Mais là, je voudrais faire une réflexion. Tant de fois le travail, dans le sens de « faire des choses », conduit à moins s’occuper de sa famille, de son mariage. Par exemple, je m’enthousiasme à faire de la politique, alors je vais, je viens, ici et là, et je néglige mon épouse ou mon mari, mes enfants. J’ai l’habitude, dans la confession, quand un homme ou une femme mariée me dit qu’ils ont des enfants et qu’ils perdent peut-être la patience, je leur demande: « Mais combien d’enfants as-tu ? » Souvent ils prennent peur: mais quelle sera la prochaine question ? Et la seconde est: « Dis-moi, joues-tu avec eux? Prends-tu le temps de jouer avec tes enfants, pour les écouter, pour avoir un espace de communication avec eux? » – « mais Père – une réponse – quand je sors le matin pour aller au travail, les enfants dorment et quand je reviens, ils dorment ». Cet homme ou cette femme n’est peut-être pas responsable de ce travail qui rend esclave, qui ne permet pas de vivre la gratuité du don de l’amour, du don de Dieu : c’est la situation qui veut ça, c’est à cause de l’injustice, de l’injustice morale que nous vivons dans cette société.

Je vous dis ceci : prenez soin de la famille, de votre mari, de votre épouse, de vos enfants ; et permettez-moi une chose à laquelle je tiens beaucoup : prenez soin des grands-parents.
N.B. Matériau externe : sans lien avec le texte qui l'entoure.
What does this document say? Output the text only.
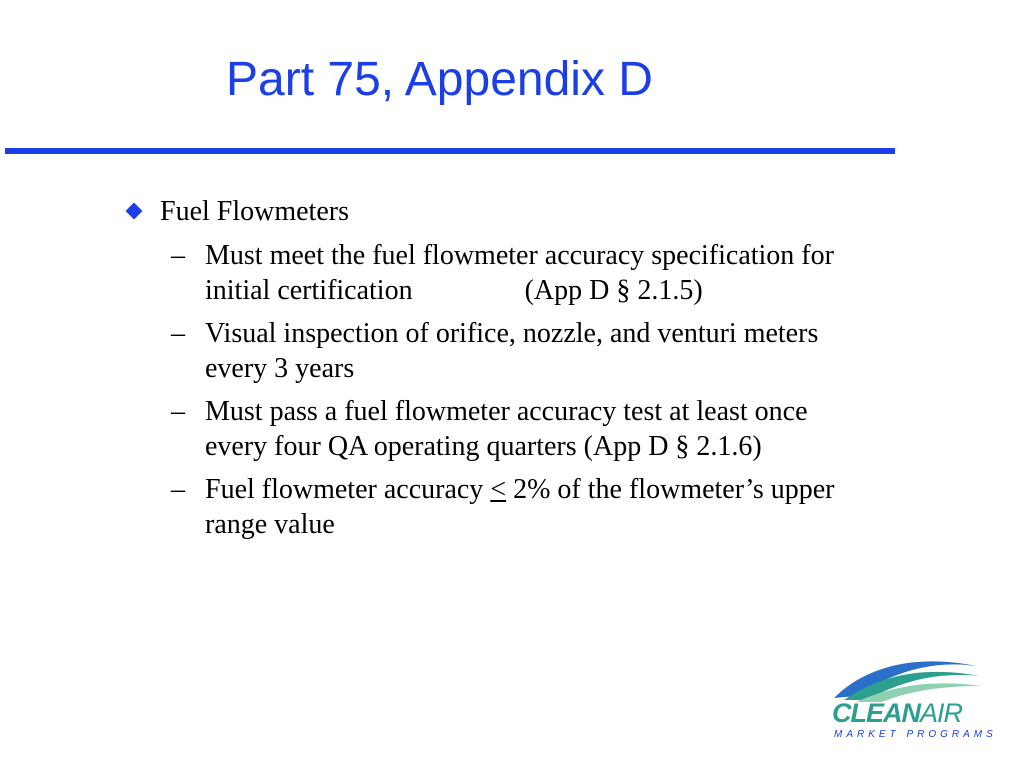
Part 75, Appendix D
Fuel Flowmeters
– Must meet the fuel flowmeter accuracy specification for
initial certification	(App D § 2.1.5)
– Visual inspection of orifice, nozzle, and venturi meters
every 3 years
– Must pass a fuel flowmeter accuracy test at least once
every four QA operating quarters (App D § 2.1.6)
– Fuel flowmeter accuracy ≤ 2% of the flowmeter’s upper
range value
CLEANAIR
MARKET PROGRAMS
Occupez-vous d’eux, ils sont notre mémoire! Dans cette culture du rejet, il est si facile d’écarter les grands parents: ou chez eux, ou dans une structure, sans aller les trouver. Maintenant cela a un peu changé, car comme il n’y a pas beaucoup de travail et qu’ils ont une retraite, on va chez eux! Prenez soin des grands-parents. Une phrase du prophète Joël me touche beaucoup, au chapitre III: « Les grands-parents rêveront », et c’est le rêve, la capacité à rêver de grandes choses, qui fera avancer les jeunes. Bon, j’arrête ici, car je ne finis plus.